Il problema è che nella stessa Lista 2A sono inseriti anche i cibi fritti, la carne rossa, il mate e il caffè. Definire ipocrita la battaglia contro il glifosato della sinistra internazionale, di cui Petro è solo l’ultimo esponente assurto a «beatificazione», è dunque il minimo a detta dell’ex viceministro degli Interni di Álvaro Uribe, Rafael Nieto Loaiza. Nel «mondo parallelo» di Petro, a distruggere l’Amazzonia sarebbe dunque la lotta contro la produzione di coca (mentre è vero il contrario) e i contadini non avrebbero altro che droga da coltivare. Un’altra balla. I campesinos colombiani hanno iniziato a seminare la coca solo negli anni Ottanta, quando i narcos ne promossero la coltivazione, mentre oggi, grazie all’innovazione tecnologica, meno del 3 per cento degli 11 milioni di abitanti delle campagne colombiane fa il cocalero. Petro sorvola sulle centinaia di migliaia di morti che la cocaina ha causato con la violenza connessa alla sua produzione nelle aree rurali e al consumo globale, tralasciando il peggio: ovvero il terrorismo e la violenza politica che si alimentano dei suoi proventi criminali.

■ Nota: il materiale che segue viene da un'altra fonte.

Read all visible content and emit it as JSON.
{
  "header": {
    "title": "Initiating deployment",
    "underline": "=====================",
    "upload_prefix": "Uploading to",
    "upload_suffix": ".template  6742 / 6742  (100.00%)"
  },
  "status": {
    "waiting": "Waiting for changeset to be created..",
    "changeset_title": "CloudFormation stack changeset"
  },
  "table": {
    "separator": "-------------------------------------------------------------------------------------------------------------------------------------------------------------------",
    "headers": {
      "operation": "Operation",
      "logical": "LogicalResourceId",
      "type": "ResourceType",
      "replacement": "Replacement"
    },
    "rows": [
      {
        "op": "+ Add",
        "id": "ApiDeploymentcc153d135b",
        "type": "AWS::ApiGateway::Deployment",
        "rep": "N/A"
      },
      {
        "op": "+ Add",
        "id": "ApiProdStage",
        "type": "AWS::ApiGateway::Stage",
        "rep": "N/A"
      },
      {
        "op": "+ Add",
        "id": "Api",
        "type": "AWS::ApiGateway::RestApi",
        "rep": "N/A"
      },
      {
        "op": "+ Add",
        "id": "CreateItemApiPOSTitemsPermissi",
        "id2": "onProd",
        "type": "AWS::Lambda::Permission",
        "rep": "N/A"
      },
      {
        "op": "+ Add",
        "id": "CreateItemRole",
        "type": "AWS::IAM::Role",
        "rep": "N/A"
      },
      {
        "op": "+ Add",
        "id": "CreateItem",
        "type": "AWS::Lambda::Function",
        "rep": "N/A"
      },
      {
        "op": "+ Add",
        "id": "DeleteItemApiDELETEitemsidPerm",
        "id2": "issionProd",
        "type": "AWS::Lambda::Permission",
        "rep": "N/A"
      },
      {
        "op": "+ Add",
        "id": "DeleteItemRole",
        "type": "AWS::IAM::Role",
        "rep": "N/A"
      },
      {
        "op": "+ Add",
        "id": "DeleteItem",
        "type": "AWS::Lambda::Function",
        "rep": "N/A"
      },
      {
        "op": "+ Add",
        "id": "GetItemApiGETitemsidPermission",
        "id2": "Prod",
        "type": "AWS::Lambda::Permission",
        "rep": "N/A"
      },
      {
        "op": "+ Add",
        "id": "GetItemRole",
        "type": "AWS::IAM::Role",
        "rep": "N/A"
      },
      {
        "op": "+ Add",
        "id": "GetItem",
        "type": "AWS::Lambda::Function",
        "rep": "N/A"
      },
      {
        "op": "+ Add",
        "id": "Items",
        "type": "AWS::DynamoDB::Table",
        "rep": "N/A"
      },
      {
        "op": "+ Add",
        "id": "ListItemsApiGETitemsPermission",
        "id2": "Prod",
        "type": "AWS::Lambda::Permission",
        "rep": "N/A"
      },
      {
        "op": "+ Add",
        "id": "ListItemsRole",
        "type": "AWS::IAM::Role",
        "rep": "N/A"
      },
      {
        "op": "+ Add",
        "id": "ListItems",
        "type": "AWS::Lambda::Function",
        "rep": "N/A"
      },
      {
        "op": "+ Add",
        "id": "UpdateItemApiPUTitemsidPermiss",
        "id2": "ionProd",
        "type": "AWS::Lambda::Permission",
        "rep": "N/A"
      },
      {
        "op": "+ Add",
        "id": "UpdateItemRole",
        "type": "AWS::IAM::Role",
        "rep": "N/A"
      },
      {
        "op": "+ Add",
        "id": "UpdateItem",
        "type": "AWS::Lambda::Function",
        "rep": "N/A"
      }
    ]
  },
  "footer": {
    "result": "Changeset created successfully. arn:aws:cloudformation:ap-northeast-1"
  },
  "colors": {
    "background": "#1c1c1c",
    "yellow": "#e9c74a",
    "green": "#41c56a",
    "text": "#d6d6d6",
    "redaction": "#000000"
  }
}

Dulcis in fundo, chi oggi comanda a Bogotá si unisce a coloro che sostengono come la lotta al narcotraffico sia fallita e quindi si dovrebbe semplicemente legalizzare la cocaina. L’ipotesi si basa su una premessa scorretta e su dati falsi. È come concludere che, poiché continuano omicidi e furti, omicidio e rapina dovrebbero essere legalizzati. E non è nemmeno vero che la battaglia contro la cocaina sia stata persa. Vediamo alcuni numeri. Il primo rapporto del Sinmci 2001 stimava in 137 mila gli ettari coltivati a coca in Colombia, cifra ridotta di un terzo nel 2013, con 48 mila ettari da cui furono prodotte circa 290 tonnellate di droga. I dati dicono che dal 2014, anno dell’inizio dei dialoghi di «pace dell’Avana» con le organizzazione di guerriglieri Farc, coltivazione e produzione di cocaina sono risalite alle stelle in Colombia. Oggi, infatti, la polvere bianca a Bogotá è cresciuta poco meno di quattro volte rispetto a otto anni fa: si stima che se ne raffinino circa mille tonnellate all’anno.

Non è la guerra alle sostanze ad aver fallito, ma il «nuovo approccio storico» che si è rivelato un disastro. La conseguenza di tutto ciò è la realizzazione del sogno che fu di Pablo Escobar, il boss del cartello di Medellín, «ovvero la legalizzazione della cocaina di qui a 20 anni». Lui lo disse a una giornalista poco prima di essere ucciso, nel 1993. Si era sbagliato di un decennio: ma adesso, grazie a Petro, il sogno del narcotrafficante sta per diventare una triste, concreta realtà.